At JUMPSEC, we believe that great people drive our success, and we embrace diversity and inclusion as integral parts of our company culture. We welcome individuals from all backgrounds, ethnicities, cultures, and genders. Diverse perspectives and ideas contribute to the uniqueness of our brand and enable the creative problem-solving that our clients value. Join us on our mission to create a safer digital world!
Red Team Consultant (Senior) employer: Jumpsec Limited
Contact Detail:
Jumpsec Limited Recruiting Team
StudySmarter Expert Advice 🤫
We think this is how you could land Red Team Consultant (Senior)
✨Tip Number 1
Familiarise yourself with the latest threat intelligence and frameworks like MITRE ATT&CK. Understanding these will not only help you in interviews but also demonstrate your proactive approach to staying updated in the ever-evolving cyber security landscape.
✨Tip Number 2
Engage with the cyber security community by attending relevant conferences or webinars. Networking with professionals in the field can provide insights into current trends and may even lead to referrals for positions like the one at JUMPSEC.
✨Tip Number 3
Showcase your hands-on experience with red team tools and scripting languages. If you have developed custom payloads or contributed to open-source projects, be ready to discuss these in detail during any conversations with us.
✨Tip Number 4
Prepare to discuss real-world scenarios where you've successfully identified and exploited vulnerabilities. Being able to articulate your thought process and the impact of your actions will set you apart as a candidate who thinks like an attacker.
We think you need these skills to ace Red Team Consultant (Senior)
Some tips for your application 🫡
Tailor Your Cover Letter: Craft a cover letter that specifically addresses the skills and experiences mentioned in the job description. Highlight your experience with red team operations, cloud environments, and any relevant scripting languages to show you’re a perfect fit for JUMPSEC.
Showcase Relevant Experience: In your CV, emphasise your demonstrable experience in delivering red or purple team engagements. Include specific examples of past projects where you planned and executed operations against large-scale organisations.
Highlight Technical Skills: Make sure to list your proficiency with modern red team infrastructure and frameworks, such as Cobalt Strike or Mythic.
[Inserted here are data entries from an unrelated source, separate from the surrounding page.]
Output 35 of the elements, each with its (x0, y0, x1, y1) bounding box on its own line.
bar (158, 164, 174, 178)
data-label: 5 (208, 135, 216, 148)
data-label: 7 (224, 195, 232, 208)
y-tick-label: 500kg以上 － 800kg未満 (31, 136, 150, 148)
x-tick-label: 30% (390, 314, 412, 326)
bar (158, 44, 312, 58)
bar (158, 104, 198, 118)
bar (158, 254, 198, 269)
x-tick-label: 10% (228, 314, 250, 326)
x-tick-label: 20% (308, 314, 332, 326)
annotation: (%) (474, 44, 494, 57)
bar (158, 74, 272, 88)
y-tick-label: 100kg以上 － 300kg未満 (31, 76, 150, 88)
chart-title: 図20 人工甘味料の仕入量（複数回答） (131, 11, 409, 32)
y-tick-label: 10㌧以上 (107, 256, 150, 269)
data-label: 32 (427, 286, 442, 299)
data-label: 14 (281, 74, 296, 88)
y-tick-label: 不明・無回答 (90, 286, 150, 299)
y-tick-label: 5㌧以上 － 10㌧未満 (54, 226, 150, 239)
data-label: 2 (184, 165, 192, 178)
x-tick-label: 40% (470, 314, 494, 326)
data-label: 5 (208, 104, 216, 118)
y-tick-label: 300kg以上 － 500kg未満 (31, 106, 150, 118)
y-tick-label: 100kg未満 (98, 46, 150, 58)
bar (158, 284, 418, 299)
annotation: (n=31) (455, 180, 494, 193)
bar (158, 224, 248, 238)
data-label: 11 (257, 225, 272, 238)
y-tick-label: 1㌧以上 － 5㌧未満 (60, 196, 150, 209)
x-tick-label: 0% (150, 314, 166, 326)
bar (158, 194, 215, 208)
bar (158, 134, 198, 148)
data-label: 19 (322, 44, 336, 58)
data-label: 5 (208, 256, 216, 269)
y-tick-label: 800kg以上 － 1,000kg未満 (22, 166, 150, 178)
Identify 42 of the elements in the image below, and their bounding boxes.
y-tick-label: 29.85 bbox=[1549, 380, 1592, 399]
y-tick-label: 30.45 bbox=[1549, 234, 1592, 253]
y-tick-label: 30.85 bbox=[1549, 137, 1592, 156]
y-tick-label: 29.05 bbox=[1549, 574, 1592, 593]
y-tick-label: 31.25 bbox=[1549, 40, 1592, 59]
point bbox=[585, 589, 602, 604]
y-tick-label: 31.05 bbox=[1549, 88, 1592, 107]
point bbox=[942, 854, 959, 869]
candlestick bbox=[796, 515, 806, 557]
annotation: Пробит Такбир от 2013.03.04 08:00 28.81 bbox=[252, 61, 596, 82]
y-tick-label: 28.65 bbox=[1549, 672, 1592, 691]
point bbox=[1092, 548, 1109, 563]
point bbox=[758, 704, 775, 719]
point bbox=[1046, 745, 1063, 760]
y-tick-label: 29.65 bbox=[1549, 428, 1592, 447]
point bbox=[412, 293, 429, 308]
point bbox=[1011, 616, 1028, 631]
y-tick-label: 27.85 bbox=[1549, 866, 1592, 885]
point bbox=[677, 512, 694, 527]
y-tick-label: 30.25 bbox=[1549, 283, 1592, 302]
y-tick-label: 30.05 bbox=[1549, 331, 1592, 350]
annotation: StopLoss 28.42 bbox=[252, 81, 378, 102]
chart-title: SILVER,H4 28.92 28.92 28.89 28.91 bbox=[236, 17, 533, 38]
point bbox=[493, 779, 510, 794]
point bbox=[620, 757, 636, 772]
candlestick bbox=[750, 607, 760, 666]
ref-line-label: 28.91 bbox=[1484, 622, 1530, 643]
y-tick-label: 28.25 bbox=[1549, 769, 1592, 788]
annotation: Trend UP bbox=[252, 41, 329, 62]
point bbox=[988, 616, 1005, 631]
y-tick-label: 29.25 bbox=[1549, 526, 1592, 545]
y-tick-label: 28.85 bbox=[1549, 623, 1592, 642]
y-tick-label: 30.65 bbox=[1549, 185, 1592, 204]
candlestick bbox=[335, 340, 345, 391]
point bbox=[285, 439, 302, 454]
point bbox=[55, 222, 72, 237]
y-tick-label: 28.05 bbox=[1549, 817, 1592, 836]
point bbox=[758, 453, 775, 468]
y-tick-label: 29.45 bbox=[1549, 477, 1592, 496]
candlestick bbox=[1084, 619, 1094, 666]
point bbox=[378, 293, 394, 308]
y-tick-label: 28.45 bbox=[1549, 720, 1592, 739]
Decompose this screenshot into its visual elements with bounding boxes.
Mention any custom tooling you’ve developed and your understanding of Active Directory and Azure AD internals.
Express Your Curiosity and Creativity: JUMPSEC values curiosity and creativity, so don’t hesitate to mention any unique approaches you’ve taken in past roles. Discuss how you think like an attacker and document like a consultant, showcasing your ability to communicate effectively.
How to prepare for a job interview at Jumpsec Limited
✨Showcase Your Technical Skills
Be prepared to discuss your experience with red team operations and the specific tools you've used, such as Cobalt Strike or custom C2 frameworks. Highlight any scripting languages you are fluent in, like PowerShell or Python, and be ready to demonstrate your understanding of cloud environments and Active Directory.
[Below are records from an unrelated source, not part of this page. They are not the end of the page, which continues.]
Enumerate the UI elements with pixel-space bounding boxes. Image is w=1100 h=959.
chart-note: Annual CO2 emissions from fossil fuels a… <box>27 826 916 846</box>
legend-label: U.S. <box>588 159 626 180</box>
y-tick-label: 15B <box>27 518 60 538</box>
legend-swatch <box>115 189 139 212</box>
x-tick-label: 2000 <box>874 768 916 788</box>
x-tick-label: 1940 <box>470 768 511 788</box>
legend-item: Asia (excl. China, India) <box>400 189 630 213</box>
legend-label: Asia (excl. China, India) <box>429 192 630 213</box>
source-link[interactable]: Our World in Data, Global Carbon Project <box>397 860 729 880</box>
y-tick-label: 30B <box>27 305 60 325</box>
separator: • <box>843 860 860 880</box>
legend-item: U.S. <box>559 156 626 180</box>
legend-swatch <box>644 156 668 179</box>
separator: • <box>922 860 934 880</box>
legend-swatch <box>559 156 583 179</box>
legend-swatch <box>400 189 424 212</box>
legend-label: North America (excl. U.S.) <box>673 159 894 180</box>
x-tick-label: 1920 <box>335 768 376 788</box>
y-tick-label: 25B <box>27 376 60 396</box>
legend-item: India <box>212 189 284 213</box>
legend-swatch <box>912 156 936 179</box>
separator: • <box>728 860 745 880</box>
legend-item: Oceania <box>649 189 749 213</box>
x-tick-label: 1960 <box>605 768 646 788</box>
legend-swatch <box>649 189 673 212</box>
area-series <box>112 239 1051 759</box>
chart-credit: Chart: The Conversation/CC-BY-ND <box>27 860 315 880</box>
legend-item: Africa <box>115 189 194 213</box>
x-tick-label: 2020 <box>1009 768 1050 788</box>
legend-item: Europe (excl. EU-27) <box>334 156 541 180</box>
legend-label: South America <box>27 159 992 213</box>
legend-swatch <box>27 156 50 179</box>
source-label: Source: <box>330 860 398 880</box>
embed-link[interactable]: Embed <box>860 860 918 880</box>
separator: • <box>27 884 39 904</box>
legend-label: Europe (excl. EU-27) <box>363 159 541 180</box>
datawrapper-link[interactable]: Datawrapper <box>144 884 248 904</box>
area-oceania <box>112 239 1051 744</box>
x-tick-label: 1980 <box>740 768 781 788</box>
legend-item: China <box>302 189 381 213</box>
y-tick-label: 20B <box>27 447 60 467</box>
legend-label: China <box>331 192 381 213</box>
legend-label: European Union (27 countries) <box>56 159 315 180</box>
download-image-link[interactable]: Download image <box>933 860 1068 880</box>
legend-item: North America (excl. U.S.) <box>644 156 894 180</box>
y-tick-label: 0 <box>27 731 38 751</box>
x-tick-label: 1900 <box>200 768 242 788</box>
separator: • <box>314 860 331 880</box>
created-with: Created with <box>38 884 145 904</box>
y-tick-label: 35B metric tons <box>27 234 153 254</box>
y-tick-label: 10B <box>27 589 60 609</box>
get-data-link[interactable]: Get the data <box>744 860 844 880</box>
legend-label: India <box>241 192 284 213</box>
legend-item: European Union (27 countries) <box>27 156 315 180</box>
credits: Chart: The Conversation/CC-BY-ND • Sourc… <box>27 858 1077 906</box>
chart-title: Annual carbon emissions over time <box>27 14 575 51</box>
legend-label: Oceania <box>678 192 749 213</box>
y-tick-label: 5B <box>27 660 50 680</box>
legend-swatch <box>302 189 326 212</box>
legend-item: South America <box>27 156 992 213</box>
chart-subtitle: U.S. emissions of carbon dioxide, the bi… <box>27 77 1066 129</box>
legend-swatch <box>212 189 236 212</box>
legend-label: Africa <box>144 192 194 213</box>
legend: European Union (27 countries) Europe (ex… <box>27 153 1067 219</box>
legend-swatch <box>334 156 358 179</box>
✨Demonstrate Problem-Solving Abilities
During the interview, focus on how you've tackled complex security challenges in the past. Share specific examples of campaigns you've led or participated in, detailing your thought process and the outcomes. This will show your ability to think like an attacker and approach problems creatively.
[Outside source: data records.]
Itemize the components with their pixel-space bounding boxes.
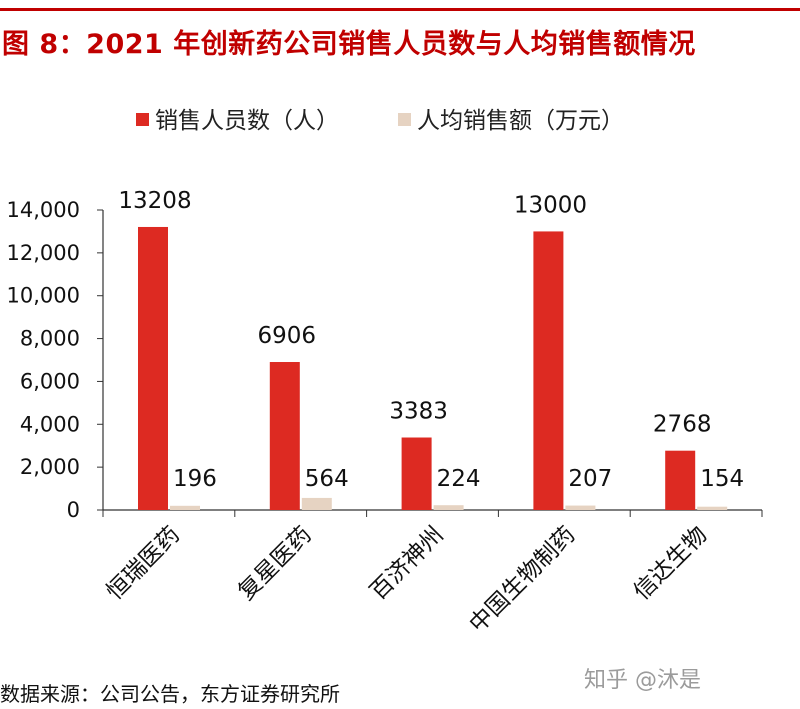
bar-sales-staff [401, 437, 432, 510]
data-label-sales-staff: 13208 [118, 188, 191, 214]
watermark: 知乎 @沐是 [584, 668, 701, 693]
bar-sales-per-capita [565, 505, 596, 510]
bar-sales-per-capita [433, 505, 464, 510]
x-category-label: 中国生物制药 [465, 522, 581, 638]
data-label-sales-per-capita: 207 [568, 466, 612, 492]
legend-swatch-1 [136, 113, 149, 126]
data-label-sales-staff: 6906 [258, 323, 317, 349]
data-label-sales-staff: 2768 [653, 412, 712, 438]
bar-sales-staff [665, 450, 696, 510]
x-category-label: 信达生物 [629, 522, 712, 605]
bar-sales-staff [138, 226, 168, 510]
data-label-sales-staff: 13000 [514, 192, 587, 218]
legend-label-1: 销售人员数（人） [155, 108, 339, 134]
data-label-sales-per-capita: 196 [173, 466, 217, 492]
bar-sales-per-capita [697, 506, 728, 510]
data-label-sales-per-capita: 564 [305, 466, 349, 492]
bar-sales-per-capita [301, 497, 332, 510]
source-note: 数据来源：公司公告，东方证券研究所 [0, 682, 340, 706]
y-tick-label: 2,000 [20, 455, 80, 479]
y-tick-label: 10,000 [7, 284, 80, 308]
legend-label-2: 人均销售额（万元） [417, 108, 624, 134]
bar-sales-staff [533, 231, 564, 510]
legend-swatch-2 [398, 113, 411, 126]
y-tick-label: 8,000 [20, 327, 80, 351]
x-category-label: 复星医药 [234, 522, 317, 605]
x-category-label: 恒瑞医药 [102, 522, 185, 605]
bar-sales-staff [269, 362, 300, 510]
data-label-sales-per-capita: 154 [700, 466, 744, 492]
y-tick-label: 6,000 [20, 369, 80, 393]
data-label-sales-staff: 3383 [389, 399, 448, 425]
y-tick-label: 0 [67, 498, 80, 522]
x-category-label: 百济神州 [365, 522, 448, 605]
y-tick-label: 12,000 [7, 241, 80, 265]
chart-title: 图 8：2021 年创新药公司销售人员数与人均销售额情况 [2, 29, 696, 60]
y-tick-label: 4,000 [20, 412, 80, 436]
bar-sales-per-capita [170, 505, 200, 510]
title-top-rule [0, 8, 800, 11]
data-label-sales-per-capita: 224 [437, 466, 481, 492]
y-tick-label: 14,000 [7, 198, 80, 222]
✨Understand the Company Culture
Familiarise yourself with JUMPSEC's values and culture before the interview. They value diversity, creativity, and a supportive environment. Be ready to discuss how your background and experiences align with their mission to create a safer digital world.
✨Prepare Questions for the Interviewers
Have a list of insightful questions ready to ask your interviewers. This could include inquiries about their current projects, team dynamics, or how they approach threat intelligence. Asking thoughtful questions demonstrates your genuine interest in the role and the company.